The third parameter in the call to json_normalize has the list of column names for the data that will be repeated with each citation. Notice that access_number, title, creation_date, collection, creators, and type are repeated in observations one and two. Citation and page_number change. (url is the same value for the first and second citations. Otherwise, it would also change.)

This still leaves us with the problem of the creators dictionaries (there can be more than one creator). When we ran json_normalize it grabbed the value for each key we indicated (in the third parameter) and stored it in the data for that column and row, whether that value was simple text or a list of dictionaries, as is the case for creators. We take a look at the first (and in this case, only) creators item for the first collections row in step 10, naming it creator. (Note that the creators list is duplicated across all citations for a collection item, just as the values for title, creation_date, and so on are.)

We want the birth year for the first creator for each collection item, which can be found at creator[0]['birth_year']. To create a birthyear series using this, we use apply and a lambda function:

>>> camcollectionsdf['birthyear'] = camcollectionsdf.\
...   creators.apply(lambda x: x[0]['birth_year'])
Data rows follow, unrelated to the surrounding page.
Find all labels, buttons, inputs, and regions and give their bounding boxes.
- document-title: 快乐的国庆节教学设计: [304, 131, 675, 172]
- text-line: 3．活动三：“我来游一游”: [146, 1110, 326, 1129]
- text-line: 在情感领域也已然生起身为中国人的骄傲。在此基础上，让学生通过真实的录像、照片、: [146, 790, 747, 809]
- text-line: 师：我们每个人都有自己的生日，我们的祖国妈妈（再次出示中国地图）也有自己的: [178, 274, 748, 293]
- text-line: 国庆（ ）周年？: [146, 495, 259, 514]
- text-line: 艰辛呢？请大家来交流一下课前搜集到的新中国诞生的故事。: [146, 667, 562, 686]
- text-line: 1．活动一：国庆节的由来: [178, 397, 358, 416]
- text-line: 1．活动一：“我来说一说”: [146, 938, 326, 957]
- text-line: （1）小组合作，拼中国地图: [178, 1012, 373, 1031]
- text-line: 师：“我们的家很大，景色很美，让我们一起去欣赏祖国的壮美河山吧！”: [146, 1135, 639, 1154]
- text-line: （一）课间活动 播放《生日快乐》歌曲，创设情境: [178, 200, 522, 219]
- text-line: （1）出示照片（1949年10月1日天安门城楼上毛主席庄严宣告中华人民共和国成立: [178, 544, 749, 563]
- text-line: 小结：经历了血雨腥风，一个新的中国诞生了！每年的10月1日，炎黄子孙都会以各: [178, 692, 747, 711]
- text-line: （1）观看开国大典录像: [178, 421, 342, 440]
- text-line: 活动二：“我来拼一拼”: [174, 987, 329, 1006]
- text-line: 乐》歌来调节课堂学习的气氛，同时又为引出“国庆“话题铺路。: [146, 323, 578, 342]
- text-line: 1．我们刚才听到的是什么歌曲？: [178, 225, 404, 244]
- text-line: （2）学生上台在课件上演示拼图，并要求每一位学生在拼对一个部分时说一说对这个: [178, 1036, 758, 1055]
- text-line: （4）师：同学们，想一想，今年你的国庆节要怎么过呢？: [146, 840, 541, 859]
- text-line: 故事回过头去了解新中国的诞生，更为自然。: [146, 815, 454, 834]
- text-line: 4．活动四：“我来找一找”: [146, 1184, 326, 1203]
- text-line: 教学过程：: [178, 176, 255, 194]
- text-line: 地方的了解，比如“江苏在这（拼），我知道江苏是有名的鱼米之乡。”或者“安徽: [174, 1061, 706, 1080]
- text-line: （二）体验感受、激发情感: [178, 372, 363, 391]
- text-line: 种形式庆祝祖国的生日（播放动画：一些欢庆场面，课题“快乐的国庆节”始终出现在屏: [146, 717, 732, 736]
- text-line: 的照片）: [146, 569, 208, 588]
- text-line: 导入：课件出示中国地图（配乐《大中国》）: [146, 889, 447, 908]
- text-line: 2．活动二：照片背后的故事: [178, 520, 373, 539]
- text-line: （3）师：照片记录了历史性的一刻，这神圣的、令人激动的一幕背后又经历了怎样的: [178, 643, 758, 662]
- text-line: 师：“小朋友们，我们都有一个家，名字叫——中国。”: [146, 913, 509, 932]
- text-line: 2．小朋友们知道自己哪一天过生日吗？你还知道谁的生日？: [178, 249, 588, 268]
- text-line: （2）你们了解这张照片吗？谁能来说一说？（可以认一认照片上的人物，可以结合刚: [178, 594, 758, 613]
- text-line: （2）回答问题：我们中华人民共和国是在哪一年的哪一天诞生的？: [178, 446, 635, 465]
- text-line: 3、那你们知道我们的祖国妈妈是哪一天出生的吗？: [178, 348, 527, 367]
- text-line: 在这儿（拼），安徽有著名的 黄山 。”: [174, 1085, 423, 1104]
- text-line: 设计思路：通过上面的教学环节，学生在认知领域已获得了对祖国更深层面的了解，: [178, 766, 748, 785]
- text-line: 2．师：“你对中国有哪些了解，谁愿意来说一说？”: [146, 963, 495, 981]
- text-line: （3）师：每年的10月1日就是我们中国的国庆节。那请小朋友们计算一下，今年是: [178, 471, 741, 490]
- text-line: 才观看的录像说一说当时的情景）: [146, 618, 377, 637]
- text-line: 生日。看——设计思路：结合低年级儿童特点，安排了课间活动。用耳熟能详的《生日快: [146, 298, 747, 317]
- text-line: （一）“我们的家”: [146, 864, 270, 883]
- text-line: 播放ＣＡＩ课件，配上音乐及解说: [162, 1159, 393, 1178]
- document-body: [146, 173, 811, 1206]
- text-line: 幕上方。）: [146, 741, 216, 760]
We take a closer look at lambda functions in Chapter 6, Cleaning and Exploring Data with Series Operations. Here, it is helpful to think of the x as representing the creators series, so x[0] gives us the list item we want, creators[0]. We grab the value from the birth_year key.

There's more…

You may have noticed that we left out some of the JSON returned by the API in our call to json_normalize. The first parameter that we passed to json_normalize was camcollections['data']. Effectively, we ignore the info object at the beginning of the JSON data. The information we want does not start until the data object. This is not very different conceptually from the skiprows parameter in the second recipe of the previous chapter. There is sometimes metadata like this at the beginning of JSON files.

See also

The preceding recipe demonstrates some useful techniques for doing data integrity checks without pandas, including list operations and comprehensions. Those are all relevant for the data in this recipe as well.